Foundation

Internet website http://www.foundationwebsite.org, updated 3 October 2021.  Books and articles on Planetary Management and other topics from Tucson, Arizona USA.  Copyright © 1999-2020 Joseph George Caldwell.  All rights reserved.

Novels

 

NEW! The Planet Masters Book 1, Preparation.  A novel about the establishment of a long-term-sustainable planetary management system to provide a high quality of life for human beings in a species-rich biosphere.  Book 1 describes the development of a global system of Small Modular Nuclear Reactors (SMRs) to address the global energy and ecological crises, and a system of survival pods to avoid the loss of technological civilization after a catastrophic collapse of global industrial society.
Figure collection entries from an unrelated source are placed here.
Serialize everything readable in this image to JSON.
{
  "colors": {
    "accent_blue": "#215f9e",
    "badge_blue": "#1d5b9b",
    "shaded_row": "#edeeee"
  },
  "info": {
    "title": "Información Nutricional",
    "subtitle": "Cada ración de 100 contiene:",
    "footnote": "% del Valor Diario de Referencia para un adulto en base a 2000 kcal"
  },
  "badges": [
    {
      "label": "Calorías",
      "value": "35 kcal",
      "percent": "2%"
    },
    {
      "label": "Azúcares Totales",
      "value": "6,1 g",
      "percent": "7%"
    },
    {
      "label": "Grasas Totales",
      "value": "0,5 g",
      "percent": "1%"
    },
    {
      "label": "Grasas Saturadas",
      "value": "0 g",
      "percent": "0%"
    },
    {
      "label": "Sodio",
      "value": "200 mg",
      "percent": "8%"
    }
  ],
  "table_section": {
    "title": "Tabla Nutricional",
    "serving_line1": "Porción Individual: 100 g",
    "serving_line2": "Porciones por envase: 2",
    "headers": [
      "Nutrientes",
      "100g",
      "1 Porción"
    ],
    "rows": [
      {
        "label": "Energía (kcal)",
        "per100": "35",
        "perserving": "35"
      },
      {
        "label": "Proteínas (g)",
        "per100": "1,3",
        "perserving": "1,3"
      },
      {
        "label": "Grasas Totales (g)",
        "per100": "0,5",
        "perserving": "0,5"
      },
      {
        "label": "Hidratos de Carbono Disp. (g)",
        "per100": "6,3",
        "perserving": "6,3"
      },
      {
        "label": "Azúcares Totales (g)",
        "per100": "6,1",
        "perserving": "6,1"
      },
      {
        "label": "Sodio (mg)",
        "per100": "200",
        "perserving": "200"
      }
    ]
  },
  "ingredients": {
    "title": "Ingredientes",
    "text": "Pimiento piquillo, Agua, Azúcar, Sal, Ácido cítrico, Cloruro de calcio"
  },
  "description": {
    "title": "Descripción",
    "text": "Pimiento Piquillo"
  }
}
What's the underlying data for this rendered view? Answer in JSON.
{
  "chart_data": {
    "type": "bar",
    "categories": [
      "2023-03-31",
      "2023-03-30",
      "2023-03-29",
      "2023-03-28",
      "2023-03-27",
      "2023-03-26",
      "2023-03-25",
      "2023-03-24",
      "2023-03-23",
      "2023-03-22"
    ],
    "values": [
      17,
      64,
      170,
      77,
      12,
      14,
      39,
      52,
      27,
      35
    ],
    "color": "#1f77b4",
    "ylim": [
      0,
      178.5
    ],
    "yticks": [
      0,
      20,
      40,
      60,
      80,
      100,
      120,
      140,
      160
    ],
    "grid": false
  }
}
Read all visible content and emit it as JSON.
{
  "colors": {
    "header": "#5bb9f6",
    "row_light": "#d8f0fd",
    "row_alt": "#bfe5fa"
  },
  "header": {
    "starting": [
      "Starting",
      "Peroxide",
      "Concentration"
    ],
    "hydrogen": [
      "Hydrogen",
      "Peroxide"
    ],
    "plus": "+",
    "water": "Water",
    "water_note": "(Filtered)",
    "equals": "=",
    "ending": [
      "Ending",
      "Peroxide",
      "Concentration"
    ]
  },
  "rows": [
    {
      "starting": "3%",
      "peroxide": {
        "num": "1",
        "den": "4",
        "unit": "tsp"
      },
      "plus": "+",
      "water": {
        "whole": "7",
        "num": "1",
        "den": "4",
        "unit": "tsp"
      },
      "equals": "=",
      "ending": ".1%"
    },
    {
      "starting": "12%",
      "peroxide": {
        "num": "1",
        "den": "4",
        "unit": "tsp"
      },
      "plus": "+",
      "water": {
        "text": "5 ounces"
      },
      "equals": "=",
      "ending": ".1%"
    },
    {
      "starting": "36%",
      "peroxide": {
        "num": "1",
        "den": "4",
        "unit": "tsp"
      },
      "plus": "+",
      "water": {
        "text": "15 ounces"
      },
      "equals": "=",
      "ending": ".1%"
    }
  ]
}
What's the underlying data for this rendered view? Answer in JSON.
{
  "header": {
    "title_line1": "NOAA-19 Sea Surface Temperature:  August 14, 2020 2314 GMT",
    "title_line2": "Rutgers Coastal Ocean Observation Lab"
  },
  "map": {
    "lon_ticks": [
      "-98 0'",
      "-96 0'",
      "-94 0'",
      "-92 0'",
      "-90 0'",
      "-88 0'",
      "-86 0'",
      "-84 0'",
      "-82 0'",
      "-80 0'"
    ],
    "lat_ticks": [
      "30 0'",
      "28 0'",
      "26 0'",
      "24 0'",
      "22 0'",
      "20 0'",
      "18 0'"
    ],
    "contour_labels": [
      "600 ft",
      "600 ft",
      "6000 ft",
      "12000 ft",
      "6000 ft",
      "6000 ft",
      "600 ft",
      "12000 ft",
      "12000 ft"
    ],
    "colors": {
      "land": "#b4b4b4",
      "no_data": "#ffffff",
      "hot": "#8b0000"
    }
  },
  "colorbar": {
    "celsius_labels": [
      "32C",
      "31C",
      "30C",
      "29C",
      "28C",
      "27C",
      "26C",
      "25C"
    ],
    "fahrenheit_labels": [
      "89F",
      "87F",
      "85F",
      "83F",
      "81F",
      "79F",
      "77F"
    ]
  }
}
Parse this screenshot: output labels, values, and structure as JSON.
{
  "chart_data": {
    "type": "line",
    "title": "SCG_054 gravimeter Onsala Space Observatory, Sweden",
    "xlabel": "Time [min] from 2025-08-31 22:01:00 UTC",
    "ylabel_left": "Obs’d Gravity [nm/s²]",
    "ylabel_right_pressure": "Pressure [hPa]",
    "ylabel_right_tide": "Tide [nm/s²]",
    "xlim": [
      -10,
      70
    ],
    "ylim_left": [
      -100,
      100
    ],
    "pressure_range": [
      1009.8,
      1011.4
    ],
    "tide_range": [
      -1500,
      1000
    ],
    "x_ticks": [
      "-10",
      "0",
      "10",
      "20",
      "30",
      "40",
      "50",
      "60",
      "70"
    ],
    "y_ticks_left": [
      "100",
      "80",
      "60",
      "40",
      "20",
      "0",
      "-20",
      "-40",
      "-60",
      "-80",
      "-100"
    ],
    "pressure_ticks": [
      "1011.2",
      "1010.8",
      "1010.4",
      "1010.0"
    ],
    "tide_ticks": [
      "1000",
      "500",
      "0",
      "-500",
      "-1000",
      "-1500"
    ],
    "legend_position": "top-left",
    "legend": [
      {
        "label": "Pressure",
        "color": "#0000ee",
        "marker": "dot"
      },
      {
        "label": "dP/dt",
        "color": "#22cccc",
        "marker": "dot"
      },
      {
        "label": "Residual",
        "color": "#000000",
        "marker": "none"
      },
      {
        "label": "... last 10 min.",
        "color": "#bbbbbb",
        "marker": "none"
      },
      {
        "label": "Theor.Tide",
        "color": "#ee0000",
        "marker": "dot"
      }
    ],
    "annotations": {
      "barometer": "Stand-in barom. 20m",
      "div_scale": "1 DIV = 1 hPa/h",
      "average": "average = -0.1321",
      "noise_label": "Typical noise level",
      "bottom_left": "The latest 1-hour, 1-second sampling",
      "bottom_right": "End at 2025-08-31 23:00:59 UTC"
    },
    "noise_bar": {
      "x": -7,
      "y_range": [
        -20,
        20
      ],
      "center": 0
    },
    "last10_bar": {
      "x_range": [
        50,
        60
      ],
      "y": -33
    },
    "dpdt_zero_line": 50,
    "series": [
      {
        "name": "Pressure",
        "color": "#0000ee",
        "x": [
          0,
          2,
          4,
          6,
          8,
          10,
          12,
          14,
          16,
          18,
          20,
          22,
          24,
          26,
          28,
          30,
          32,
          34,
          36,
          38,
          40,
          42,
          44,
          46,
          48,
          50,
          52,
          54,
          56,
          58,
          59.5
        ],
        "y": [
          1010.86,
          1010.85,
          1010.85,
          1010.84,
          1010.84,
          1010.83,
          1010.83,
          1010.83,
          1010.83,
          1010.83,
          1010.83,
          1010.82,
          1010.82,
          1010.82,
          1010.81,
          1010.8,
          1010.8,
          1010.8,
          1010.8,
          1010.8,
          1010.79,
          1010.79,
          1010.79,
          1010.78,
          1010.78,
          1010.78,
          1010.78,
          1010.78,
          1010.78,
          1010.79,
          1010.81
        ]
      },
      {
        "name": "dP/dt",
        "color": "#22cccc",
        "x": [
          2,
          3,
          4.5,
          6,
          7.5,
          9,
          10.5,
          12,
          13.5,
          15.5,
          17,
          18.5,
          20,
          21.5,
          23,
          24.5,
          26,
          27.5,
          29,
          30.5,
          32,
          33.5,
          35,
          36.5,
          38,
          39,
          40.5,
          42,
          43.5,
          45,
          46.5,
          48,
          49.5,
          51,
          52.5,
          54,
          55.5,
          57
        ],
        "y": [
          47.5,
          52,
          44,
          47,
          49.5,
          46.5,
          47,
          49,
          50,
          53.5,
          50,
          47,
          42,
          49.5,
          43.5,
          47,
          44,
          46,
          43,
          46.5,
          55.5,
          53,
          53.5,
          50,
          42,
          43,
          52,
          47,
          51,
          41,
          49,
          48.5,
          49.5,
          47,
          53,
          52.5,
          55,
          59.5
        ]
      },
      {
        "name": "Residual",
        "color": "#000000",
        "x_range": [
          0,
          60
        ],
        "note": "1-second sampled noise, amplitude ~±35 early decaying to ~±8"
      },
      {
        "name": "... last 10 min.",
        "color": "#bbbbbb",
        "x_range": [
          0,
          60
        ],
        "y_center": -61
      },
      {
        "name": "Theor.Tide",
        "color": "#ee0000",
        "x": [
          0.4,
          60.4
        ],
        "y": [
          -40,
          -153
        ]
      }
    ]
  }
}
NEW! The Planet Masters Book 2, Transition.  A novel about the establishment of a long-term-sustainable planetary management system (PMS) to provide a high quality of life for human beings in a species-rich biosphere.  Book 2 describes the implementation of the PMS in the aftermath of global nuclear war.  It describes how and why Canada would win such a war, and the United States would lose it.

NEW!  (This piece is not a novel, but an article providing technical background information for the preceding two novels.)  A New World Order: The Coming Transition from Fossil Fuels and Capitalism to Nuclear Energy and Eco-Socialism.  This article describes a plan for establishing a long-term-sustainable planetary management system on Earth. The proposed system will enable humankind to live with a high level of freedom and without poverty in harmony with an ecologically rich biosphere.

Synarchy: The Battle for Planet Earth, Book 1.  A novel that explores pathways to and from global nuclear war.  A tale of Plato, John Maynard Keynes, the Second Law of Thermodynamics, Nicholas Georgescu Roegen, Herman Daly, John Forbes Nash, Saint-Yves d'Alveydre and Synarchy.

Synarchy Alternative Futures graphic.

MX... the little book that helped destroy a giant missile system. MX... a spy novel that, although written in 1978, has much relevance today.

Some background:  Back in the late 1970s, the US Department of Defense conceived a new ballistic missile system, called the MX system. “MX” stood for “Missile Experimental.” The Safeguard ballistic missile defense system had been abandoned as ineffective and obsolete a few years earlier, and was dismantled in 1976. The MX system was to be the next phase in the US program of ballistic missile warfare. This was several years before the “Star Wars” concept was introduced (on March 23, 1983) by President Ronald Reagan.

The MX system was one more step in the policy of “mutual assured destruction,” or MAD. The MX missiles were not antimissile missiles (interceptor missiles) placed around potential US targets (cities or defense establishments). They were large intercontinental ballistic missiles (ICBMs) aimed at the USSR to utterly destroy it in the event that it launched a “first-strike” attack against the US. Although a MAD system is essentially an offensive system, it is often referred to as a defensive system, because it deters the enemy from attacking (since he knows that he will be destroyed if he does). It should, however, more properly be referred to as a “deterrence” system, rather than a “defensive” system.

The MX system was to be built all over the Southwest United States. It would consist of a number of large circular (or close-looped) railroad tracks. All along the railroad tracks are missile sites, most of which are either fake sites or empty underground “silos,” and only a few of which contain missiles (intercontinental ballistic missiles, aimed at targets in the Soviet Union). A train keeps moving the missiles from site to site in a manner such that the Russians don’t know which sites contain missiles. The system was often referred to as “the racetrack system.”

I was convinced that the MX system had some serious drawbacks, but I was not really in a position to tell why. I possessed very high-level defense security clearances, and this severely restricted my ability to publicly say anything credible on the subject of missile defense. So what to do?

 I decided to write a spy novel that would parody the MX missile system, as a means of defeating the system.  I wrote the novel, MX, had a few thousand copies printed at a local printing company, and distributed copies to members of congress.  Before long, the MX system fell into disfavor.